I love special occasions – birthdays, holidays and other revelries. So, I’m glad to have an extra reason to be festive: the fourth anniversary of Undina’s Looking Glass. Come over, let’s celebrate.

For the previous anniversaries I told the stories of this blog’s name (and how Undina came to be) and of my falling down the rabbit hole. Today I decided to do a little show & tell session. I bribed Rusty with several treats to help me.

This was my first ever bottle of perfume. It was a gift but I can’t remember from whom – my grandmother or my father (I think it was from one of them). I was probably 13 when I got it. I had some vials of perfume oils before as well as was allowed to (or not but still did) use my mother’s perfumes, but this was my own bottle. Actually, it was a set – perfume and deodorant. The name was Paris-Paris. No brand. It was a bright floral scent, I liked it very much and used often while the bottle was full. Deodorant went first. Then the perfume was nearing the end, and I knew I wouldn’t be able to get another one (perfumes weren’t easily available for purchase even if I could save enough money from my allowance). So, I started saving it and would wear Paris-Paris once in a while, for special occasions. During a summer break, when I was away on a trip, my mom used up the remaining drops of it. Back then I was very upset. Now, looking back, I smile softly: not only because I realize that my mother, not having her own perfume at the time, got some enjoyment from using mine, but also because I find some poetic justice in that: as a child, I wasted enough of her precious perfumes. And not only for scenting love letters… Over the years I tried looking for this perfume but with the name Paris-Paris and no brand name… Have you ever seen that bottle or know anything about this perfume?

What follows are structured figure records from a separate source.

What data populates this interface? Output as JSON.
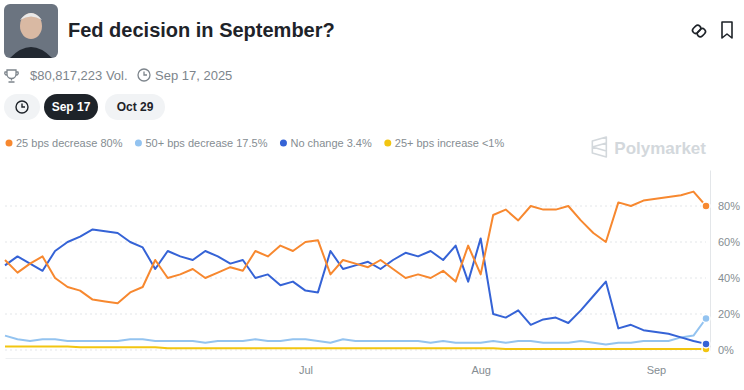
{
  "chart_data": {
    "type": "line",
    "title": "Fed decision in September?",
    "annotations": [
      "$80,817,223 Vol.",
      "Sep 17, 2025",
      "Sep 17",
      "Oct 29",
      "Polymarket"
    ],
    "categories": [
      null,
      null,
      null,
      null,
      null,
      null,
      null,
      null,
      null,
      null,
      null,
      null,
      null,
      null,
      null,
      null,
      null,
      null,
      null,
      null,
      null,
      null,
      null,
      null,
      "Jul",
      null,
      null,
      null,
      null,
      null,
      null,
      null,
      null,
      null,
      null,
      null,
      null,
      null,
      "Aug",
      null,
      null,
      null,
      null,
      null,
      null,
      null,
      null,
      null,
      null,
      null,
      null,
      null,
      "Sep",
      null,
      null,
      null,
      null
    ],
    "series": [
      {
        "name": "25 bps decrease 80%",
        "color": "#f7882f",
        "values": [
          50,
          43,
          48,
          52,
          40,
          35,
          33,
          28,
          27,
          26,
          32,
          35,
          50,
          40,
          42,
          45,
          40,
          43,
          46,
          44,
          55,
          52,
          58,
          55,
          60,
          61,
          42,
          50,
          48,
          46,
          50,
          45,
          40,
          42,
          40,
          44,
          38,
          58,
          42,
          75,
          78,
          72,
          80,
          78,
          78,
          80,
          72,
          65,
          60,
          82,
          80,
          83,
          84,
          85,
          86,
          88,
          80
        ]
      },
      {
        "name": "50+ bps decrease 17.5%",
        "color": "#93c3f0",
        "values": [
          8,
          6,
          5,
          6,
          6,
          5,
          5,
          5,
          5,
          5,
          6,
          6,
          5,
          5,
          5,
          5,
          4,
          5,
          5,
          5,
          6,
          5,
          5,
          6,
          6,
          5,
          4,
          6,
          5,
          5,
          5,
          5,
          5,
          5,
          4,
          5,
          4,
          4,
          4,
          5,
          4,
          5,
          5,
          4,
          4,
          4,
          5,
          4,
          3,
          4,
          4,
          5,
          5,
          5,
          7,
          8,
          17.5
        ]
      },
      {
        "name": "No change 3.4%",
        "color": "#3563d6",
        "values": [
          47,
          52,
          48,
          44,
          55,
          60,
          63,
          67,
          66,
          65,
          60,
          57,
          45,
          55,
          52,
          50,
          55,
          52,
          48,
          50,
          40,
          42,
          36,
          38,
          33,
          32,
          55,
          45,
          47,
          49,
          45,
          50,
          54,
          52,
          55,
          50,
          58,
          38,
          62,
          20,
          18,
          22,
          14,
          17,
          18,
          15,
          22,
          30,
          38,
          12,
          14,
          11,
          10,
          9,
          7,
          5,
          3.4
        ]
      },
      {
        "name": "25+ bps increase <1%",
        "color": "#f2c511",
        "values": [
          2,
          2,
          2,
          2,
          2,
          2,
          1.5,
          1.5,
          1.5,
          1.5,
          1.5,
          1.5,
          1.5,
          1,
          1,
          1,
          1,
          1,
          1,
          1,
          1,
          1,
          1,
          1,
          1,
          1,
          1,
          1,
          1,
          1,
          1,
          1,
          1,
          1,
          1,
          1,
          1,
          1,
          1,
          1,
          0.5,
          0.5,
          0.5,
          0.5,
          0.5,
          0.5,
          0.5,
          0.5,
          0.5,
          0.5,
          0.5,
          0.5,
          0.5,
          0.5,
          0.5,
          0.5,
          0.5
        ]
      }
    ],
    "ylim": [
      0,
      100
    ],
    "yticks": [
      {
        "value": 0,
        "label": "0%"
      },
      {
        "value": 20,
        "label": "20%"
      },
      {
        "value": 40,
        "label": "40%"
      },
      {
        "value": 60,
        "label": "60%"
      },
      {
        "value": 80,
        "label": "80%"
      }
    ],
    "grid": true,
    "legend": "top-left"
  }
}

With the story of Climat by Lancome I started this blog. On the picture above is that first bottle that my grandmother gifted to me when I was 16 or 17. When I moved to the U.S. years later, I left the empty bottle behind but brought it back with me (together with other bottles featured in this post) a couple of years ago when I went visiting there. Decades later, it still keeps a faint scent. If I had to choose just one perfume to use for the rest of my life, Climat would be my uncontested choice. I hope not to find myself in the situation where I have to make that decision but if I have to, I’m prepared:

For now I should be alright with a (presumably fake) parfum I bought 12+ years ago, a couple of EdP bottles from the 2006 Lancome’s anniversary re-issue as a part of La Collection and the most recent re-release of EdT version, but I still hope that one day I’ll come across a perfectly preserved vintage bottle of Climat (or win a lottery and allow myself to experiment with eBay’s offerings).
If you haven’t read it yet, here’s a post in which Vanessa (Bonkers about Perfume), Suzanne (Eiderdown Press) and Natalie (Another Perfume Blog) did a blind test/comparison of my beloved perfume and Amouage Gold. I’ll wear Climat today to mark this anniversary.

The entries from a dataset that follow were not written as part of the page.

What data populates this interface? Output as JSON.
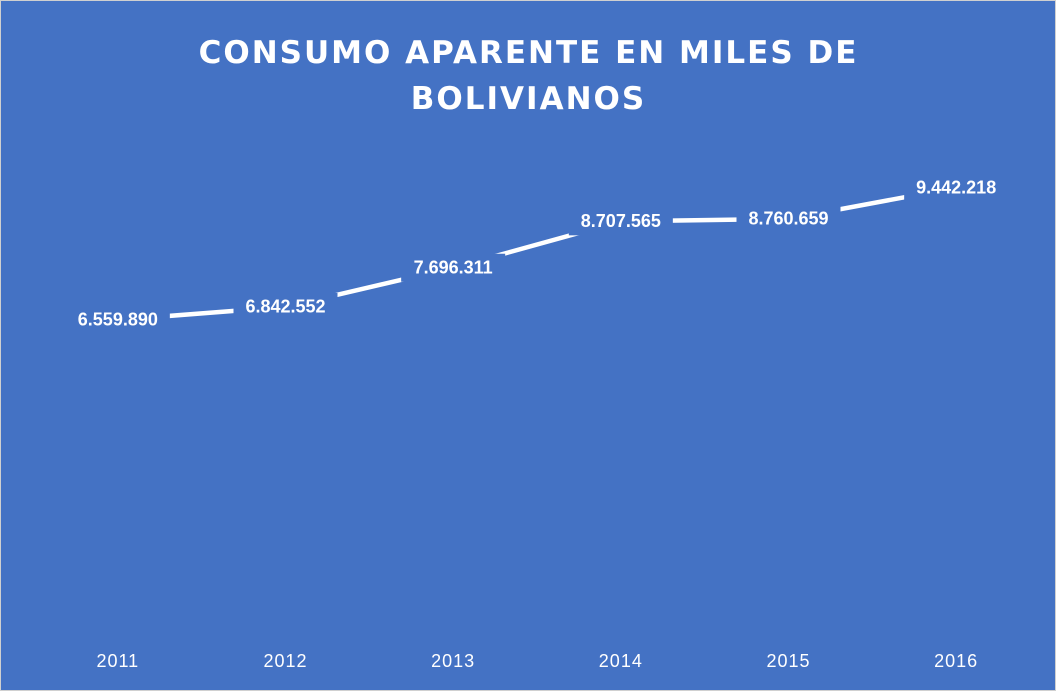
{
  "chart_data": {
    "type": "line",
    "title": "CONSUMO APARENTE EN MILES DE BOLIVIANOS",
    "categories": [
      "2011",
      "2012",
      "2013",
      "2014",
      "2015",
      "2016"
    ],
    "values": [
      6559890,
      6842552,
      7696311,
      8707565,
      8760659,
      9442218
    ],
    "value_labels": [
      "6.559.890",
      "6.842.552",
      "7.696.311",
      "8.707.565",
      "8.760.659",
      "9.442.218"
    ],
    "color": "#ffffff",
    "background": "#4472c4",
    "ylim": [
      0,
      10000000
    ]
  }
}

This is an empty Miss Dior bottle that I bought at 19. I told a story of this bottle (and of the bottle on the left in the picture below) in the post I’ll miss you, Miss Dior, but then I didn’t have my first bottle to show to you (or to give to Rusty to play with). I still think of adding a pre-“originale” EdT bottle to my collection but for now please meet my Miss Dior family:

The last bottle wasn’t technically mine… I was still living in my native country. My father, who had moved to the U.S. by that time, came to visit and brought us some gifts. I got Houbigant Raffinee but never learned to like it and gave it away to a friend who was ecstatic to get it. My vSO also received a bottle of perfume. It looked kind of masculine. So with English not being even our second language we both never questioned that perfume’s gender designation. Even the scent, which by my today’s views is unisex at best but leaning feminine, somehow wasn’t a giveaway to us. My father said it was a perfume for my vSO – and so it was. There’s nothing strange in the eau de toilette for men being called Black Lace, right? Right??! We both liked it a lot: he – to wear, I – to smell it on him. But not even once I thought of wearing it myself because back then even the idea of crossing gender boundaries with perfumes would have never occurred to me.

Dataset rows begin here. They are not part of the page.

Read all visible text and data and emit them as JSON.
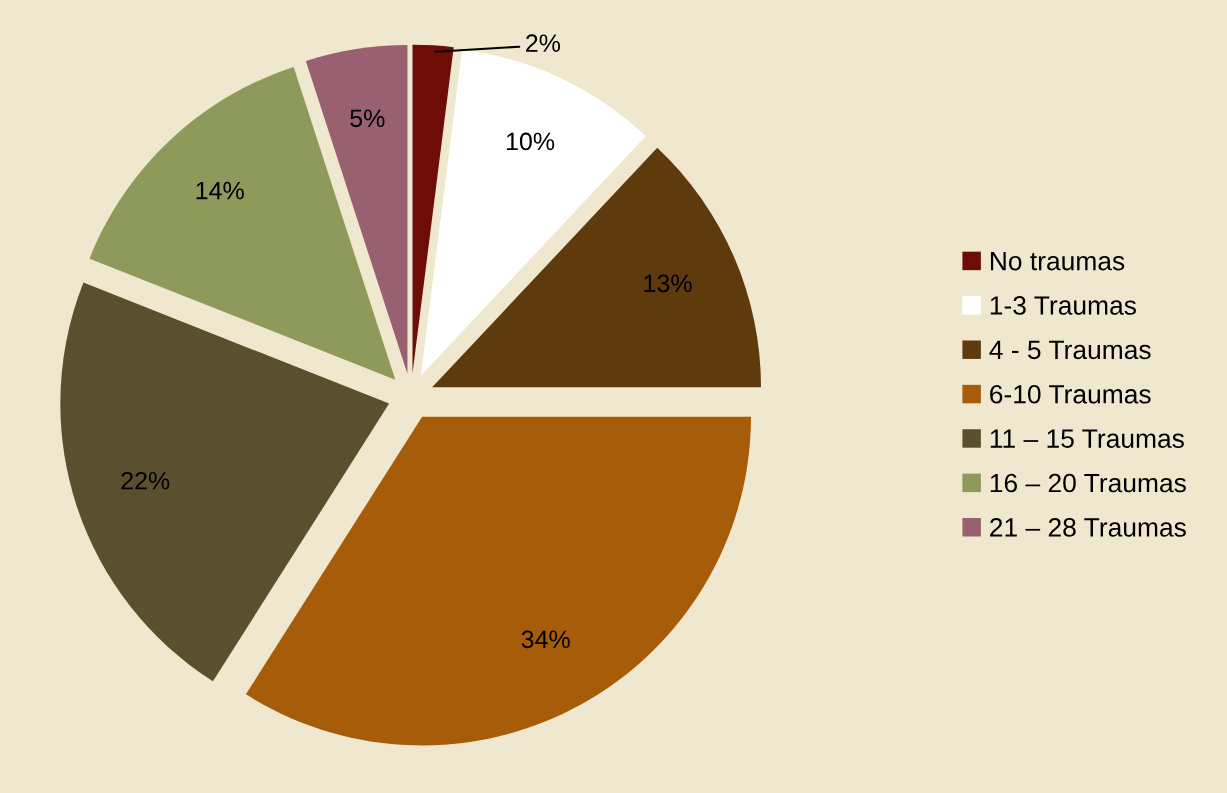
{
  "chart_data": {
    "type": "pie",
    "categories": [
      "No traumas",
      "1-3 Traumas",
      "4 - 5 Traumas",
      "6-10 Traumas",
      "11 – 15 Traumas",
      "16 – 20 Traumas",
      "21 – 28 Traumas"
    ],
    "values": [
      2,
      10,
      13,
      34,
      22,
      14,
      5
    ],
    "value_labels": [
      "2%",
      "10%",
      "13%",
      "34%",
      "22%",
      "14%",
      "5%"
    ],
    "colors": [
      "#6e0c06",
      "#ffffff",
      "#5e3a0c",
      "#a65c08",
      "#5a5030",
      "#8e9a5c",
      "#986070"
    ],
    "legend": "right"
  }
}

Black Lace, eau de toilette and “Made in England” were the only pieces of information I had about that perfume. Good luck running that search without a brand name. I tried. Many times. I know all the companies that produced perfumes with that name or had a special “black lace” edition one time or the other. That’s how I finally got a suspicion that most likely it wasn’t masculine cologne after all. I find it ironic that my vSO, who is “into perfume” mostly by association, was the first one in our family to have a gender-bending perfume fling while mine happened only years later.
A couple of months ago, after more than a decade of search, I suddenly found a bottle of “my” Black Lace on eBay. The seller had no idea what it was and was selling it “as is.” I bought it. On the picture above the bottle on the right is the original one, you can barely see the words; the bottle on the left is the one that I bought. Unfortunately, the perfume is spoiled but I can still recognize the smell and I would probably still like it had it been fresh.
Have you ever seen this bottle? Do you know anything about this perfume?

Two years ago in the anniversary post I suggested you to ask me in two years if writing for my blog got easier over time. Did it? Not really. I think it means I should keep practicing.